The IPMSDL event ended with emphasis on the recognition of indigenous peoples’ rights and also for all stakeholders, the State, and the corporate bodies in particular, to uphold CPDE’s key messages, viz, advancing human rights approach to development, promoting environmental sustainability, gender equality, CSO’s Enabling Environment, private sector accountability, just peaceful & a secure world order, and an inclusive multi-stakeholder partnership towards advancing development effectiveness.

The CPDE delegates also propagated that the role of CSOs recognised in the Busan Principles is carried forward in all development processes. Multi-stakeholder partnership should not only be for Public Private Partnership (PPP) or for the profit of corporations.

The 1st International Dayak Congress was also an occasion for sharing of experiences among indigenous peoples and for exposure to indigenous communities affected and challenged by mono cultivation in West Kalimantan. A visit at Kampung Raba and Tapis Village in interior West Kalimantan by Mr. Jiten Yumnam was a testimony to the ruthless destruction of forest land by the ever-expanding oil palm plantations and companies like Hilton, and the negation of community rights over their land and forest. In another visit on 29th July in Tapis Village, village elders complained that oil palm companies like Hilton, Agrina, and SGC plundered their forest through forest land acquisitions in the most exploitative means. The palm oil companies also deceived the villagers and incited conflict among them. The Indonesian Government is also preparing to mine Bauxite in a sacred hill within their village land in Kampung Raba and a peripheral village. The sharing in the village reflected not just the traditional wisdom and sustainable land and forest management of indigenous communities, but also the role of the Indonesian State and the corporate bodies in misleading indigenous peoples, pushing them to the brink of survival, and subduing their cultures and tradition.

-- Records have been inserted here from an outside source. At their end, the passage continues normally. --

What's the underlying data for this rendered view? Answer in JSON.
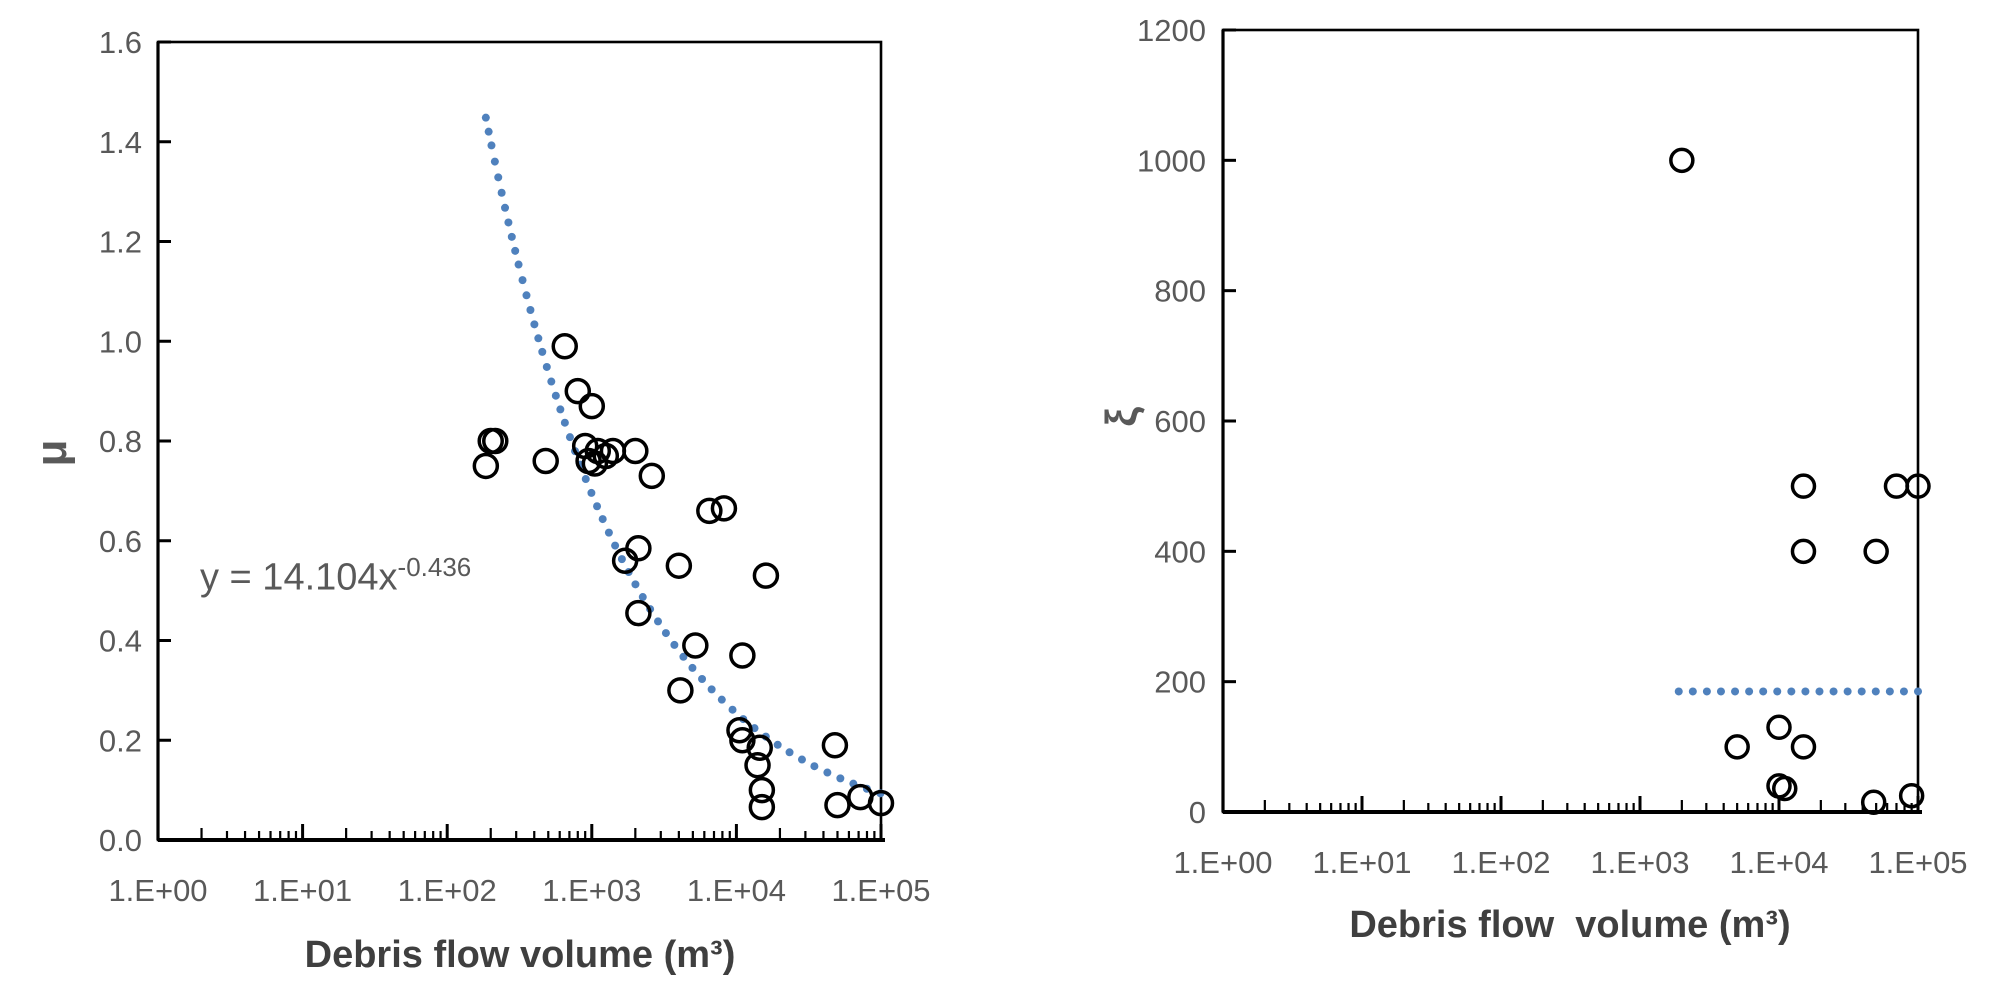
{
  "colors": {
    "background": "#ffffff",
    "marker_stroke": "#000000",
    "trendline": "#4f81bd",
    "axis_line": "#000000",
    "tick_label": "#595959",
    "axis_title": "#3f3f3f"
  },
  "chart_data": [
    {
      "id": "mu-vs-volume",
      "type": "scatter",
      "title": "",
      "xlabel": "Debris flow volume (m³)",
      "ylabel": "μ",
      "x_scale": "log",
      "xlim_log": [
        0,
        5
      ],
      "ylim": [
        0,
        1.6
      ],
      "grid": false,
      "legend": "none",
      "x_ticks": [
        {
          "label": "1.E+00",
          "log": 0
        },
        {
          "label": "1.E+01",
          "log": 1
        },
        {
          "label": "1.E+02",
          "log": 2
        },
        {
          "label": "1.E+03",
          "log": 3
        },
        {
          "label": "1.E+04",
          "log": 4
        },
        {
          "label": "1.E+05",
          "log": 5
        }
      ],
      "y_ticks": [
        {
          "label": "0.0",
          "value": 0.0
        },
        {
          "label": "0.2",
          "value": 0.2
        },
        {
          "label": "0.4",
          "value": 0.4
        },
        {
          "label": "0.6",
          "value": 0.6
        },
        {
          "label": "0.8",
          "value": 0.8
        },
        {
          "label": "1.0",
          "value": 1.0
        },
        {
          "label": "1.2",
          "value": 1.2
        },
        {
          "label": "1.4",
          "value": 1.4
        },
        {
          "label": "1.6",
          "value": 1.6
        }
      ],
      "points": [
        [
          185,
          0.75
        ],
        [
          200,
          0.8
        ],
        [
          215,
          0.8
        ],
        [
          480,
          0.76
        ],
        [
          650,
          0.99
        ],
        [
          800,
          0.9
        ],
        [
          1000,
          0.87
        ],
        [
          900,
          0.79
        ],
        [
          950,
          0.76
        ],
        [
          1050,
          0.755
        ],
        [
          1100,
          0.78
        ],
        [
          1250,
          0.77
        ],
        [
          1400,
          0.78
        ],
        [
          2000,
          0.78
        ],
        [
          2600,
          0.73
        ],
        [
          6500,
          0.66
        ],
        [
          8200,
          0.665
        ],
        [
          1700,
          0.56
        ],
        [
          2100,
          0.585
        ],
        [
          4000,
          0.55
        ],
        [
          16000,
          0.53
        ],
        [
          2100,
          0.455
        ],
        [
          5200,
          0.39
        ],
        [
          11000,
          0.37
        ],
        [
          4100,
          0.3
        ],
        [
          10500,
          0.22
        ],
        [
          11000,
          0.2
        ],
        [
          14500,
          0.185
        ],
        [
          14000,
          0.15
        ],
        [
          15000,
          0.1
        ],
        [
          15000,
          0.066
        ],
        [
          48000,
          0.19
        ],
        [
          50000,
          0.07
        ],
        [
          72000,
          0.086
        ],
        [
          100000,
          0.074
        ]
      ],
      "trendline": {
        "type": "power",
        "a": 14.104,
        "b": -0.436,
        "x_start": 185,
        "x_end": 100000,
        "equation_prefix": "y = 14.104x",
        "equation_exponent": "-0.436"
      }
    },
    {
      "id": "xi-vs-volume",
      "type": "scatter",
      "title": "",
      "xlabel": "Debris flow  volume (m³)",
      "ylabel": "ξ",
      "x_scale": "log",
      "xlim_log": [
        0,
        5
      ],
      "ylim": [
        0,
        1200
      ],
      "grid": false,
      "legend": "none",
      "x_ticks": [
        {
          "label": "1.E+00",
          "log": 0
        },
        {
          "label": "1.E+01",
          "log": 1
        },
        {
          "label": "1.E+02",
          "log": 2
        },
        {
          "label": "1.E+03",
          "log": 3
        },
        {
          "label": "1.E+04",
          "log": 4
        },
        {
          "label": "1.E+05",
          "log": 5
        }
      ],
      "y_ticks": [
        {
          "label": "0",
          "value": 0
        },
        {
          "label": "200",
          "value": 200
        },
        {
          "label": "400",
          "value": 400
        },
        {
          "label": "600",
          "value": 600
        },
        {
          "label": "800",
          "value": 800
        },
        {
          "label": "1000",
          "value": 1000
        },
        {
          "label": "1200",
          "value": 1200
        }
      ],
      "points": [
        [
          2000,
          1000
        ],
        [
          15000,
          500
        ],
        [
          70000,
          500
        ],
        [
          100000,
          500
        ],
        [
          15000,
          400
        ],
        [
          50000,
          400
        ],
        [
          10000,
          130
        ],
        [
          5000,
          100
        ],
        [
          15000,
          100
        ],
        [
          10000,
          40
        ],
        [
          11000,
          36
        ],
        [
          48000,
          15
        ],
        [
          90000,
          25
        ]
      ],
      "trendline": {
        "type": "constant",
        "y": 185,
        "x_start": 1900,
        "x_end": 100000
      }
    }
  ]
}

The importance of adherence to human rights principles and recognition of indigenous peoples’ self-determination over their land and resources in all development processes of states, corporate bodies, and development financings is a message pervading in the congress and in the community visits. The promotion of indigenous way of life and sustainable management of land and resources with traditional knowledge and practices can foster sustainable development in Borneo. Ending forced development, establishing accountability mechanism for all development stakeholders, ending environment harm by unsustainable development projects, and rescinding all state effort and militarization to subdue indigenous peoples’ voices for self-determination and their rights is critical for advancing development effectiveness in Indonesia and in all indigenous land and territories.